Keynote: Deep Visual Understanding from Deep Learning
Deep learning and neural networks coupled with high-performance computing have led to remarkable advances in computer vision. For example, we now have a good capability to detect and localize people or objects and determine their 3d pose and layout in a scene. But we are still quite short of “visual understanding,” a much larger problem. For example, vision helps guide manipulation and locomotion, and this requires building dynamic models of consequences of various actions. Further, we should not just detect people, objects and actions but also link them together, by what we call “visual semantic role labeling,” essentially identifying subject-verb-object relationships.

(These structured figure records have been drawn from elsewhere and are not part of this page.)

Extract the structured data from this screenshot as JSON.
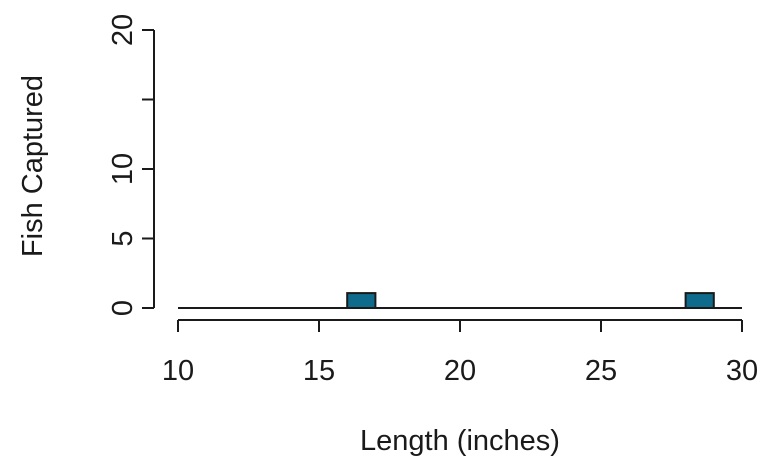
{
  "chart_data": {
    "type": "bar",
    "xlabel": "Length (inches)",
    "ylabel": "Fish Captured",
    "xlim": [
      10,
      30
    ],
    "ylim": [
      0,
      20
    ],
    "x_ticks": [
      10,
      15,
      20,
      25,
      30
    ],
    "y_ticks": [
      0,
      5,
      10,
      15,
      20
    ],
    "y_tick_labels": [
      "0",
      "5",
      "10",
      "",
      "20"
    ],
    "bar_color": "#0f6b8c",
    "bin_width": 1,
    "bins": [
      {
        "x_start": 16,
        "x_end": 17,
        "count": 1
      },
      {
        "x_start": 28,
        "x_end": 29,
        "count": 1
      }
    ],
    "grid": false
  }
}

And finally, we should be able to make predictions – what will happen next in a video stream? In this talk Professor Malik will review progress in deep visual understanding, give an overview of the state of the art, and show a tantalizing glimpse into what the future holds.

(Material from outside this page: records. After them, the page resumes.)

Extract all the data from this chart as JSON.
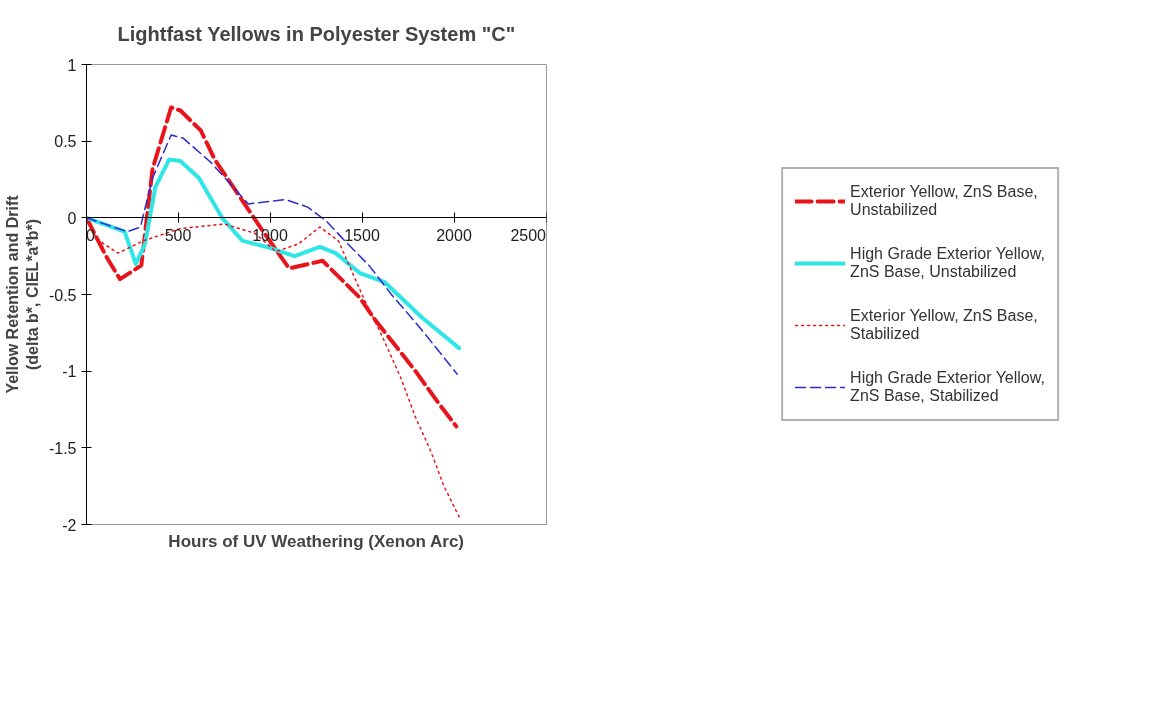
{
  "chart_data": {
    "type": "line",
    "title": "Lightfast Yellows in Polyester System \"C\"",
    "xlabel": "Hours of UV Weathering (Xenon Arc)",
    "ylabel": "Yellow Retention and Drift\n(delta b*, CIEL*a*b*)",
    "xlim": [
      0,
      2500
    ],
    "xticks": [
      0,
      500,
      1000,
      1500,
      2000,
      2500
    ],
    "ylim": [
      -2,
      1
    ],
    "yticks": [
      -2,
      -1.5,
      -1,
      -0.5,
      0,
      0.5,
      1
    ],
    "grid": false,
    "legend": "right",
    "marker": "none",
    "series": [
      {
        "name": "Exterior Yellow, ZnS Base, Unstabilized",
        "color": "#e8141c",
        "line_style": "dashed",
        "x": [
          0,
          106,
          182,
          298,
          359,
          460,
          510,
          621,
          697,
          798,
          949,
          1101,
          1283,
          1485,
          1571,
          1697,
          1788,
          1914,
          2010
        ],
        "values": [
          0,
          -0.25,
          -0.4,
          -0.31,
          0.32,
          0.72,
          0.7,
          0.57,
          0.38,
          0.2,
          -0.07,
          -0.33,
          -0.28,
          -0.52,
          -0.67,
          -0.86,
          -1.0,
          -1.21,
          -1.36
        ]
      },
      {
        "name": "High Grade Exterior Yellow, ZnS Base, Unstabilized",
        "color": "#2ee6e6",
        "line_style": "solid",
        "x": [
          0,
          207,
          268,
          318,
          374,
          449,
          510,
          611,
          737,
          848,
          980,
          1131,
          1268,
          1354,
          1485,
          1621,
          1823,
          2025
        ],
        "values": [
          0,
          -0.09,
          -0.3,
          -0.17,
          0.2,
          0.38,
          0.37,
          0.26,
          0,
          -0.15,
          -0.19,
          -0.25,
          -0.19,
          -0.23,
          -0.36,
          -0.42,
          -0.65,
          -0.85
        ]
      },
      {
        "name": "Exterior Yellow, ZnS Base, Stabilized",
        "color": "#e8141c",
        "line_style": "dotted",
        "x": [
          0,
          56,
          172,
          308,
          510,
          747,
          914,
          1030,
          1152,
          1268,
          1369,
          1505,
          1606,
          1707,
          1788,
          1874,
          1939,
          2025
        ],
        "values": [
          0,
          -0.14,
          -0.23,
          -0.15,
          -0.07,
          -0.04,
          -0.1,
          -0.22,
          -0.17,
          -0.06,
          -0.15,
          -0.52,
          -0.77,
          -1.04,
          -1.3,
          -1.53,
          -1.74,
          -1.95
        ]
      },
      {
        "name": "High Grade Exterior Yellow, ZnS Base, Stabilized",
        "color": "#2b2bd0",
        "line_style": "dashed",
        "x": [
          0,
          222,
          293,
          359,
          460,
          525,
          677,
          798,
          879,
          1081,
          1202,
          1303,
          1404,
          1535,
          1657,
          1808,
          2015
        ],
        "values": [
          0,
          -0.09,
          -0.06,
          0.26,
          0.54,
          0.52,
          0.36,
          0.2,
          0.09,
          0.12,
          0.07,
          -0.02,
          -0.15,
          -0.31,
          -0.5,
          -0.71,
          -1.02
        ]
      }
    ]
  }
}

Keynote Speaker. Over the past 30 years, Prof. Malik's research group has worked on many different topics in computer vision. Several well-known concepts and algorithms arose in this research, such as anisotropic diffusion, normalized cuts, high dynamic range imaging, and shape contexts. Prof. Malik received the Distinguished Researcher in Computer Vision Award from IEEE PAMI-TC and the K.S. Fu Prize from the International Association of Pattern Recognition. He has been elected to the National Academy of Sciences, the National Academy of Engineering and the American Academy of Arts and Sciences. He earned a B.Tech in Electrical Engineering from Indian Institute of Technology, Kanpur in 1980 and a PhD in Computer Science from Stanford University in 1985.